É esta a vontade nacional. O Rei póde confiar na nação, e urge, é indispensavel que confie. Quando apparecem, posto que raros e isolados, alguns desvarios de imaginações escandecidas, cumpre que os representantes da nação venham perante o Rei affirmar os sentimentos do povo. Não se transforme em perigo real o que por emquanto só é in fundado e imaginario. Attenda-se a lição da historia; aproveitem-nos os exemplos de outros paizes. As primeiras de monstrações de desgosto de um paiz dirigem-se unicamente contra os ministros executores que as provocam e produzem. Quasi sempre tambem estes aproveitam, como meio de conservação do poder, as manifestações que se erguem a ameaça-los, figurando-as mais alto dirigidas e tendentes á subversão das monarchias. Só ahi está o perigo. Se os ministros, unicos ameçados, conseguem illudir, a solidariedade estabelece-se, e quando o Rei começa a desconfiar do povo, é seguro que o povo acaba por não confiar no Rei. A conservação dos ministros produz infallivel a convulsão, que o procedimento contrario sem duvida evitaria.

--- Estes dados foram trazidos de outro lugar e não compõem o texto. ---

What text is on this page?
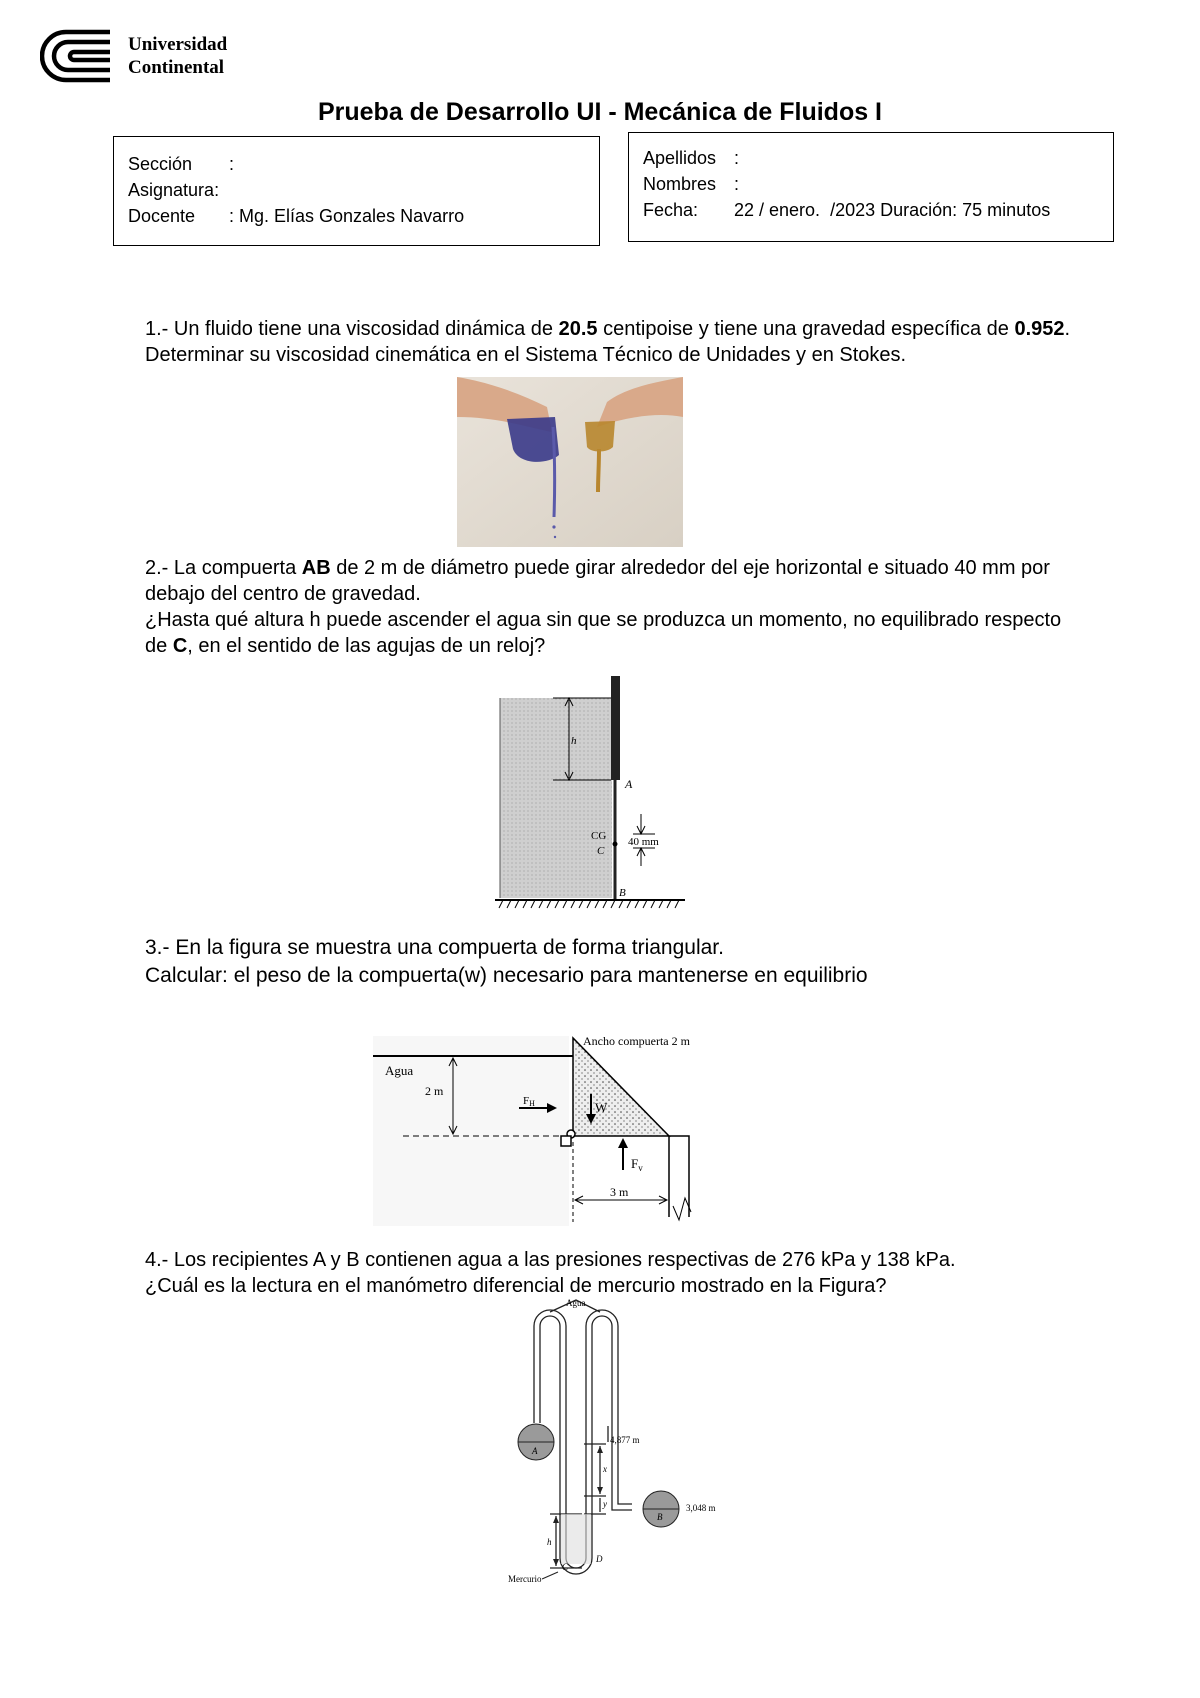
Universidad
Continental
Prueba de Desarrollo UI - Mecánica de Fluidos I
Sección	:
Asignatura :
Docente	: Mg. Elías Gonzales Navarro
Apellidos :
Nombres :
Fecha:	22 / enero.  /2023
Duración: 75 minutos
1.- Un fluido tiene una viscosidad dinámica de 20.5 centipoise y tiene una gravedad específica de 0.952. Determinar su viscosidad cinemática en el Sistema Técnico de Unidades y en Stokes.
2.- La compuerta AB de 2 m de diámetro puede girar alrededor del eje horizontal e situado 40 mm por debajo del centro de gravedad.
¿Hasta qué altura h puede ascender el agua sin que se produzca un momento, no equilibrado respecto de C, en el sentido de las agujas de un reloj?
h
A
CG
C
40 mm
B
3.- En la figura se muestra una compuerta de forma triangular.
Calcular: el peso de la compuerta(w) necesario para mantenerse en equilibrio
Ancho compuerta 2 m
Agua
2 m
FH	W
$F_v$
3 m
4.- Los recipientes A y B contienen agua a las presiones respectivas de 276 kPa y 138 kPa.
¿Cuál es la lectura en el manómetro diferencial de mercurio mostrado en la Figura?
Agua
A
B
4,877 m
3,048 m
x
y
h
C
D
Mercurio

Os eleitos ao povo respeitosa, mas claramente, ponderam a Vossa Magestade, que, a par dos sinceros sentimentos de amor e dedicação de todo o povo portuguez pelo seu Rei, lavra, profundo, crescente, e hoje aggravado em todo o paiz, immenso desgosto pela habitual organisação do poder executivo, que, girando fatalmente entre poucas e sempre as mesmas mãos, parece encerrado n'um circulo vicioso, em que sempre é o mesmo, sendo só apparente e sempre illusoria a mudança. Fóra d'esse circulo, e contra elle, está o paiz afflicto e descrente, mas protestando ha muito contra a viciosa organisação de um poder executivo, que, não merecendo nem podendo esperar a confiança da nação, inaugurou, como systema unico, em vez do respeito e cumprimento da lei fundamental do estado, o sophisma e a violação das suas disposições mais importantes, não consentindo que a vontade nacional appareça em côrtes livremente representada, e pesando sobre os eleitores com o abuso de todas as leis para que em côrtes appareça em grande maioria a falsa e illusoria representação, em que ainda assim se não traduz a confiança real nos ministros, mas só e apenas o preço dos favores e das violencias, que durante a luta eleitoral elles fizeram, sacrificando a justiça e todas as leis de administração.

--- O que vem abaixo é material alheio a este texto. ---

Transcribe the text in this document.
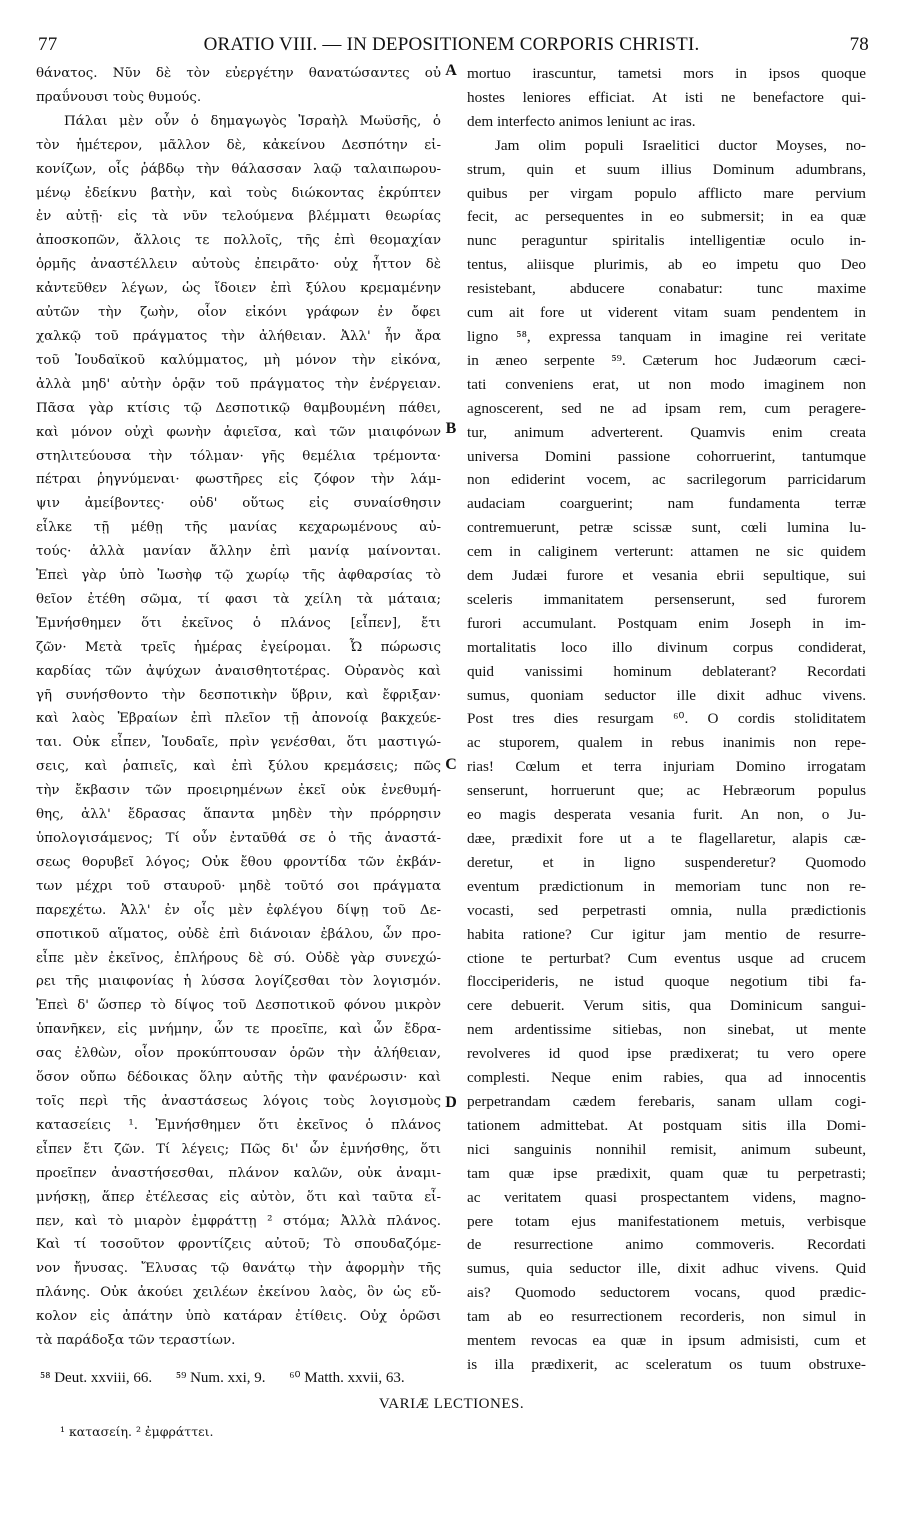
77	ORATIO VIII. — IN DEPOSITIONEM CORPORIS CHRISTI.	78
θάνατος. Νῦν δὲ τὸν εὐεργέτην θανατώσαντες οὐ
πραΰνουσι τοὺς θυμούς.
Πάλαι μὲν οὖν ὁ δημαγωγὸς Ἰσραὴλ Μωϋσῆς, ὁ
τὸν ἡμέτερον, μᾶλλον δὲ, κἀκείνου Δεσπότην εἰ-
κονίζων, οἷς ῥάβδῳ τὴν θάλασσαν λαῷ ταλαιπωρου-
μένῳ ἐδείκνυ βατὴν, καὶ τοὺς διώκοντας ἐκρύπτεν
ἐν αὐτῇ· εἰς τὰ νῦν τελούμενα βλέμματι θεωρίας
ἀποσκοπῶν, ἄλλοις τε πολλοῖς, τῆς ἐπὶ θεομαχίαν
ὁρμῆς ἀναστέλλειν αὐτοὺς ἐπειρᾶτο· οὐχ ἧττον δὲ
κἀντεῦθεν λέγων, ὡς ἴδοιεν ἐπὶ ξύλου κρεμαμένην
αὐτῶν τὴν ζωὴν, οἷον εἰκόνι γράφων ἐν ὄφει
χαλκῷ τοῦ πράγματος τὴν ἀλήθειαν. Ἀλλ' ἦν ἄρα
τοῦ Ἰουδαϊκοῦ καλύμματος, μὴ μόνον τὴν εἰκόνα,
ἀλλὰ μηδ' αὐτὴν ὁρᾷν τοῦ πράγματος τὴν ἐνέργειαν.
Πᾶσα γὰρ κτίσις τῷ Δεσποτικῷ θαμβουμένη πάθει,
καὶ μόνον οὐχὶ φωνὴν ἀφιεῖσα, καὶ τῶν μιαιφόνων
στηλιτεύουσα τὴν τόλμαν· γῆς θεμέλια τρέμοντα·
πέτραι ῥηγνύμεναι· φωστῆρες εἰς ζόφον τὴν λάμ-
ψιν ἀμείβοντες· οὐδ' οὕτως εἰς συναίσθησιν
εἷλκε τῇ μέθῃ τῆς μανίας κεχαρωμένους αὐ-
τούς· ἀλλὰ μανίαν ἄλλην ἐπὶ μανίᾳ μαίνονται.
Ἐπεὶ γὰρ ὑπὸ Ἰωσὴφ τῷ χωρίῳ τῆς ἀφθαρσίας τὸ
θεῖον ἐτέθη σῶμα, τί φασι τὰ χείλη τὰ μάταια;
Ἐμνήσθημεν ὅτι ἐκεῖνος ὁ πλάνος [εἶπεν], ἔτι
ζῶν· Μετὰ τρεῖς ἡμέρας ἐγείρομαι. Ὦ πώρωσις
καρδίας τῶν ἀψύχων ἀναισθητοτέρας. Οὐρανὸς καὶ
γῆ συνήσθοντο τὴν δεσποτικὴν ὕβριν, καὶ ἔφριξαν·
καὶ λαὸς Ἑβραίων ἐπὶ πλεῖον τῇ ἀπονοίᾳ βακχεύε-
ται. Οὐκ εἶπεν, Ἰουδαῖε, πρὶν γενέσθαι, ὅτι μαστιγώ-
σεις, καὶ ῥαπιεῖς, καὶ ἐπὶ ξύλου κρεμάσεις; πῶς
τὴν ἔκβασιν τῶν προειρημένων ἐκεῖ οὐκ ἐνεθυμή-
θης, ἀλλ' ἔδρασας ἅπαντα μηδὲν τὴν πρόρρησιν
ὑπολογισάμενος; Τί οὖν ἐνταῦθά σε ὁ τῆς ἀναστά-
σεως θορυβεῖ λόγος; Οὐκ ἔθου φροντίδα τῶν ἐκβάν-
των μέχρι τοῦ σταυροῦ· μηδὲ τοῦτό σοι πράγματα
παρεχέτω. Ἀλλ' ἐν οἷς μὲν ἐφλέγου δίψῃ τοῦ Δε-
σποτικοῦ αἵματος, οὐδὲ ἐπὶ διάνοιαν ἐβάλου, ὧν προ-
εἶπε μὲν ἐκεῖνος, ἐπλήρους δὲ σύ. Οὐδὲ γὰρ συνεχώ-
ρει τῆς μιαιφονίας ἡ λύσσα λογίζεσθαι τὸν λογισμόν.
Ἐπεὶ δ' ὥσπερ τὸ δίψος τοῦ Δεσποτικοῦ φόνου μικρὸν
ὑπανῆκεν, εἰς μνήμην, ὧν τε προεῖπε, καὶ ὧν ἔδρα-
σας ἐλθὼν, οἷον προκύπτουσαν ὁρῶν τὴν ἀλήθειαν,
ὅσον οὔπω δέδοικας ὅλην αὐτῆς τὴν φανέρωσιν· καὶ
τοῖς περὶ τῆς ἀναστάσεως λόγοις τοὺς λογισμοὺς
κατασείεις ¹. Ἐμνήσθημεν ὅτι ἐκεῖνος ὁ πλάνος
εἶπεν ἔτι ζῶν. Τί λέγεις; Πῶς δι' ὧν ἐμνήσθης, ὅτι
προεῖπεν ἀναστήσεσθαι, πλάνον καλῶν, οὐκ ἀναμι-
μνήσκῃ, ἅπερ ἐτέλεσας εἰς αὐτὸν, ὅτι καὶ ταῦτα εἶ-
πεν, καὶ τὸ μιαρὸν ἐμφράττῃ ² στόμα; Ἀλλὰ πλάνος.
Καὶ τί τοσοῦτον φροντίζεις αὐτοῦ; Τὸ σπουδαζόμε-
νον ἤνυσας. Ἔλυσας τῷ θανάτῳ τὴν ἀφορμὴν τῆς
πλάνης. Οὐκ ἀκούει χειλέων ἐκείνου λαὸς, ὃν ὡς εὔ-
κολον εἰς ἀπάτην ὑπὸ κατάραν ἐτίθεις. Οὐχ ὁρῶσι
τὰ παράδοξα τῶν τεραστίων.
mortuo irascuntur, tametsi mors in ipsos quoque
hostes leniores efficiat. At isti ne benefactore qui-
dem interfecto animos leniunt ac iras.
Jam olim populi Israelitici ductor Moyses, no-
strum, quin et suum illius Dominum adumbrans,
quibus per virgam populo afflicto mare pervium
fecit, ac persequentes in eo submersit; in ea quæ
nunc peraguntur spiritalis intelligentiæ oculo in-
tentus, aliisque plurimis, ab eo impetu quo Deo
resistebant, abducere conabatur: tunc maxime
cum ait fore ut viderent vitam suam pendentem in
ligno ⁵⁸, expressa tanquam in imagine rei veritate
in æneo serpente ⁵⁹. Cæterum hoc Judæorum cæci-
tati conveniens erat, ut non modo imaginem non
agnoscerent, sed ne ad ipsam rem, cum peragere-
tur, animum adverterent. Quamvis enim creata
universa Domini passione cohorruerint, tantumque
non ediderint vocem, ac sacrilegorum parricidarum
audaciam coarguerint; nam fundamenta terræ
contremuerunt, petræ scissæ sunt, cœli lumina lu-
cem in caliginem verterunt: attamen ne sic quidem
dem Judæi furore et vesania ebrii sepultique, sui
sceleris immanitatem persenserunt, sed furorem
furori accumulant. Postquam enim Joseph in im-
mortalitatis loco illo divinum corpus condiderat,
quid vanissimi hominum deblaterant? Recordati
sumus, quoniam seductor ille dixit adhuc vivens.
Post tres dies resurgam ⁶⁰. O cordis stoliditatem
ac stuporem, qualem in rebus inanimis non repe-
rias! Cœlum et terra injuriam Domino irrogatam
senserunt, horruerunt que; ac Hebræorum populus
eo magis desperata vesania furit. An non, o Ju-
dæe, prædixit fore ut a te flagellaretur, alapis cæ-
deretur, et in ligno suspenderetur? Quomodo
eventum prædictionum in memoriam tunc non re-
vocasti, sed perpetrasti omnia, nulla prædictionis
habita ratione? Cur igitur jam mentio de resurre-
ctione te perturbat? Cum eventus usque ad crucem
flocciperideris, ne istud quoque negotium tibi fa-
cere debuerit. Verum sitis, qua Dominicum sangui-
nem ardentissime sitiebas, non sinebat, ut mente
revolveres id quod ipse prædixerat; tu vero opere
complesti. Neque enim rabies, qua ad innocentis
perpetrandam cædem ferebaris, sanam ullam cogi-
tationem admittebat. At postquam sitis illa Domi-
nici sanguinis nonnihil remisit, animum subeunt,
tam quæ ipse prædixit, quam quæ tu perpetrasti;
ac veritatem quasi prospectantem videns, magno-
pere totam ejus manifestationem metuis, verbisque
de resurrectione animo commoveris. Recordati
sumus, quia seductor ille, dixit adhuc vivens. Quid
ais? Quomodo seductorem vocans, quod prædic-
tam ab eo resurrectionem recorderis, non simul in
mentem revocas ea quæ in ipsum admisisti, cum et
is illa prædixerit, ac sceleratum os tuum obstruxe-
A
B
C
D
⁵⁸ Deut. xxviii, 66. ⁵⁹ Num. xxi, 9. ⁶⁰ Matth. xxvii, 63.
VARIÆ LECTIONES.
¹ κατασείη. ² ἐμφράττει.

A que ponto todo o paiz distingue o excellente Rei dos maus ministros, acaba de ver-se a toda a luz da evidencia em um facto recente. Abriram-se umas conferencias politicas, facto naturalissimo em todos os paizes, em que a manifestação do pensamento não está, como não póde estar entre nós, sujeita a restricção preventiva de nenhuma especie. Os ultimos acontecimentos da Europa podiam ser motivo ou pretexto para perturbar em animos tímidos a luz da intelligencia, necessaria a todos, aos governos indispensavel. Os ministros de Vossa Magestade filiaram as conferencias em doutrinas subversivas, considerando-as ramificação de sociedades perigosas. Foi espontanea, grande e sincera a indignação do paiz; e tamanha foi que a maioria dos cidadãos, illudida pela apparencia, applaudiu o acto arbitrario, tão inutil como despotico, com que o poder executivo fechou as portas da sala d'essas conferencias.

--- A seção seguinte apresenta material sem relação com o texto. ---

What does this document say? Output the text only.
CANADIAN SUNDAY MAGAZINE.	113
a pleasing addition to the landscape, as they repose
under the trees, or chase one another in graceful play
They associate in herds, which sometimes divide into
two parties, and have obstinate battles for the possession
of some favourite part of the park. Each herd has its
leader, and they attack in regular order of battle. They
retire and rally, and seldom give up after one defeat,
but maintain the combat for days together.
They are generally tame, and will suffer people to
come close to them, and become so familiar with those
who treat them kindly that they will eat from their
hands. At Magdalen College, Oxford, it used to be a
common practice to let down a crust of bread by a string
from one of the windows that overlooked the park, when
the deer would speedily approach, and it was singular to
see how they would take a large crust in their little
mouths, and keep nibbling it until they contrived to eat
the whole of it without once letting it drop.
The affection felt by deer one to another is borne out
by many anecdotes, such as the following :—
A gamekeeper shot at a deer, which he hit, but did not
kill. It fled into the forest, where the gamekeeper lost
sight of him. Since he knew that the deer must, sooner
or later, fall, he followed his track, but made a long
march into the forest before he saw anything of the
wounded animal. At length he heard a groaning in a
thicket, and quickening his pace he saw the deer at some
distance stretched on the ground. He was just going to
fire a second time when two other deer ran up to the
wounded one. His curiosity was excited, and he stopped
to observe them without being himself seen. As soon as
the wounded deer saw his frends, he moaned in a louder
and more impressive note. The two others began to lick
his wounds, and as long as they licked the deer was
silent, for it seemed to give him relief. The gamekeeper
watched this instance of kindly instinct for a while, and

É esta a maior prova do amor do povo pelo seu Rei. Apenas se fallou em aggressão ao throno, em hostilidade á religião e á dynastia, o sentimento publico applaudiu até a medida illegal, que se tomava contra os aggressores. N'um paiz, que assim procede, a monarchia póde e deve descansar; tranquilla, e segura nos sentimentos da nação.
É licito duvidar da exactidão, com que o governo classificou perante o paiz conferencias e conferentes. A simples affirmativa do poder executivo não basta em factos, cuja prova as leis tornam dependente de autos de investigação administrativa, confirmados por sentenças do poder judicial, com intervenção do jury, essencial garantia dos povos livres. A divisão e independencia dos poderes politicos é o principio conservador das liberdades e da ordem publica. A invasão de poderes, a confusão de attribuições, nunca se justificam, por mais justas que sejam ou pareçam a causa e a intenção, porque attentam contra a lei escripta no pacto fundamental, e criam precedentes que podem ser fataes á liberdade.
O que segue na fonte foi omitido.